This could boost your conception odds, reduce your preeclampsia risk and support the overall healthy development of your baby. And it won’t cost you a dime. It turns out, biologically speaking, having sex is not only a mechanism for getting pregnant, but a means to keeping that pregnancy healthy.
First, a few caveats. That sex has to be with the same partner for an extended period of time. And while we are certainly not here to discourage safe sex, know that a barrier contraceptive method like a condom or cervical cap will negate these health benefits. That’s because it all has to do with sperm.
Essentially, the more contact a woman’s cervix has with the seminal fluid that surrounds sperm and carries it an egg, the more primed her immune system is to tolerate it.

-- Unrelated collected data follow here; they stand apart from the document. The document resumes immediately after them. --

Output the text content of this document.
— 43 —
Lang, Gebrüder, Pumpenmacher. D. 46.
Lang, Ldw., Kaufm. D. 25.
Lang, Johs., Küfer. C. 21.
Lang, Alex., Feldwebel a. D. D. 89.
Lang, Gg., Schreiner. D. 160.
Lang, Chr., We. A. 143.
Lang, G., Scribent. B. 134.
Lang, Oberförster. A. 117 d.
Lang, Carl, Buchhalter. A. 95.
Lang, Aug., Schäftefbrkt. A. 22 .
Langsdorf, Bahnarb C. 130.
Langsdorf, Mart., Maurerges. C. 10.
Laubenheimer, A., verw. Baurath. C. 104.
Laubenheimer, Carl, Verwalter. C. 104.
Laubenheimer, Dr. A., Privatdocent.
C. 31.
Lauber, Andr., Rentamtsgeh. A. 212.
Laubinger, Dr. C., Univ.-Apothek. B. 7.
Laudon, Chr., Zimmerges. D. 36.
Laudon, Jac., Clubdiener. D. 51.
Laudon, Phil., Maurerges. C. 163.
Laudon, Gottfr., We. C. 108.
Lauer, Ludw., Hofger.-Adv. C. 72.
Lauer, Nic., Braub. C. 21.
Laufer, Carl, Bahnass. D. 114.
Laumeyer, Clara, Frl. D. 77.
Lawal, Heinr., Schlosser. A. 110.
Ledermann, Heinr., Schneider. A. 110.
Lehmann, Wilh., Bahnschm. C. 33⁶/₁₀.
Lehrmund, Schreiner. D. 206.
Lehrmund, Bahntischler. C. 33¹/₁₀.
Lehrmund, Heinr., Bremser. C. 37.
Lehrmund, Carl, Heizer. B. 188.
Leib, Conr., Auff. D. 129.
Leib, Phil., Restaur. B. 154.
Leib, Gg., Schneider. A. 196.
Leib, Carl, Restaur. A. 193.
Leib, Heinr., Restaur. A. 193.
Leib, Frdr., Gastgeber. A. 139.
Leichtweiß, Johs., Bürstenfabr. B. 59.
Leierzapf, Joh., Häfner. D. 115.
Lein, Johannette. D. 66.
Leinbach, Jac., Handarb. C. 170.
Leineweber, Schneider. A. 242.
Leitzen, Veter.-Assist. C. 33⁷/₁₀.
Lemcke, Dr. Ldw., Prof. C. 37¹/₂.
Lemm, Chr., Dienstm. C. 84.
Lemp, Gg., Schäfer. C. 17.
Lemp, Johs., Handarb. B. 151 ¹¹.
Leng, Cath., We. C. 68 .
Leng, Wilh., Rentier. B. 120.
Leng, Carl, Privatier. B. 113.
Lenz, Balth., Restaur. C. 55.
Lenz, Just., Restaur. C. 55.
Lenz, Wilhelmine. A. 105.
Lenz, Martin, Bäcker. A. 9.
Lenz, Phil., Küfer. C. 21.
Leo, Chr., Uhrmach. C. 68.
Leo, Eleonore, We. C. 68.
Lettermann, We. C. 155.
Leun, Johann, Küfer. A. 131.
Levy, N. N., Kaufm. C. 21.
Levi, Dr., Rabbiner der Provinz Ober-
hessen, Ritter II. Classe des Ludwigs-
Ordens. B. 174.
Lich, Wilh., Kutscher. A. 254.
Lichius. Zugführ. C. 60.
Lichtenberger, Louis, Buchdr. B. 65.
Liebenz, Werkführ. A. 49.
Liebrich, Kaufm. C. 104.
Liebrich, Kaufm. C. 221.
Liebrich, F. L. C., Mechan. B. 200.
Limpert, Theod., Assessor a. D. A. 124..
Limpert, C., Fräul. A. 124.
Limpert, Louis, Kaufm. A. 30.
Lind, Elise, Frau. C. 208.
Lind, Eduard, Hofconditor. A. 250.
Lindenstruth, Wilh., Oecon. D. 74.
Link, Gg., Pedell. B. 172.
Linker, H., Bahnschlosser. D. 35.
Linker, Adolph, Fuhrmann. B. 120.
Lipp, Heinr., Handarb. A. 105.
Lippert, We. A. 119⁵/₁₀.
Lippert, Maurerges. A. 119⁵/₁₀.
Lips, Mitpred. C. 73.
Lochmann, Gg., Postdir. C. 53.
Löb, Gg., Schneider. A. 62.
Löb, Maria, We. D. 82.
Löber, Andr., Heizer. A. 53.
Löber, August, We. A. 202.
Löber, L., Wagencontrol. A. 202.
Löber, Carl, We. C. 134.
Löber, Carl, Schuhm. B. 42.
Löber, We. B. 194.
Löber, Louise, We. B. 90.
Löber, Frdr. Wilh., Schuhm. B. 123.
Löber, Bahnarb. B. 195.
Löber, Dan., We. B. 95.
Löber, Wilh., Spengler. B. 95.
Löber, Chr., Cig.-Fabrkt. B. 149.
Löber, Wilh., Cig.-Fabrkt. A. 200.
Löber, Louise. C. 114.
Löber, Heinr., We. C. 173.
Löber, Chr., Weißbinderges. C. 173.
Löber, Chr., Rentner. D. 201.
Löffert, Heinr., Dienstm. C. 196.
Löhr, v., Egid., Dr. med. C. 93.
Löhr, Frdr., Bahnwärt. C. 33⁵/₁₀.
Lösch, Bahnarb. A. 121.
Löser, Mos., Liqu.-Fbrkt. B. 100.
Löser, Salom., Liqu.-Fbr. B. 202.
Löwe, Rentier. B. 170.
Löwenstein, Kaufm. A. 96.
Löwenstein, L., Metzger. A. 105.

“The tolerant profile matters if fertilization takes place,” writes Sarah Robertson, PhD, professor at the University of Adelaide, in a piece for The Conversation. Robertson co-authored a recent study about the relationship between sperm and a woman’s reproductive health. “Immune cells recognize the same transplantation antigens (sperm protein) on the developing baby, and so support the process through which the embryo implants into the wall of the uterus and forms a healthy placenta and fetus. So over time, repeated contact with the same male partner acts to stimulate and strengthen a tolerant immune response to his transplantation antigens. The immune system of a woman responds to her partner’s seminal fluid to progressively build the chances of creating a healthy pregnancy over at least several months of regular sex.”
One specific example of improved pregnancy health? Lower rates of preeclampsia, a pregnancy complication marked by high blood pressure that often leads to early deliveries. A University of Auckland study looked at women diagnosed with preeclampsia (which only affects about 5 percent of pregnancies), determining they were more than twice as likely to have had a short sexual relationship with their partner—less than six months. When that time period dipped below three months, preeclampsia risk shot to 13 percent.
“Among the few women who conceived on the first sexual contact with the father, the chance of preeclampsia was 22 percent—three times higher than the average,” Robertson adds. “Low birth weight babies were also more common in this group.”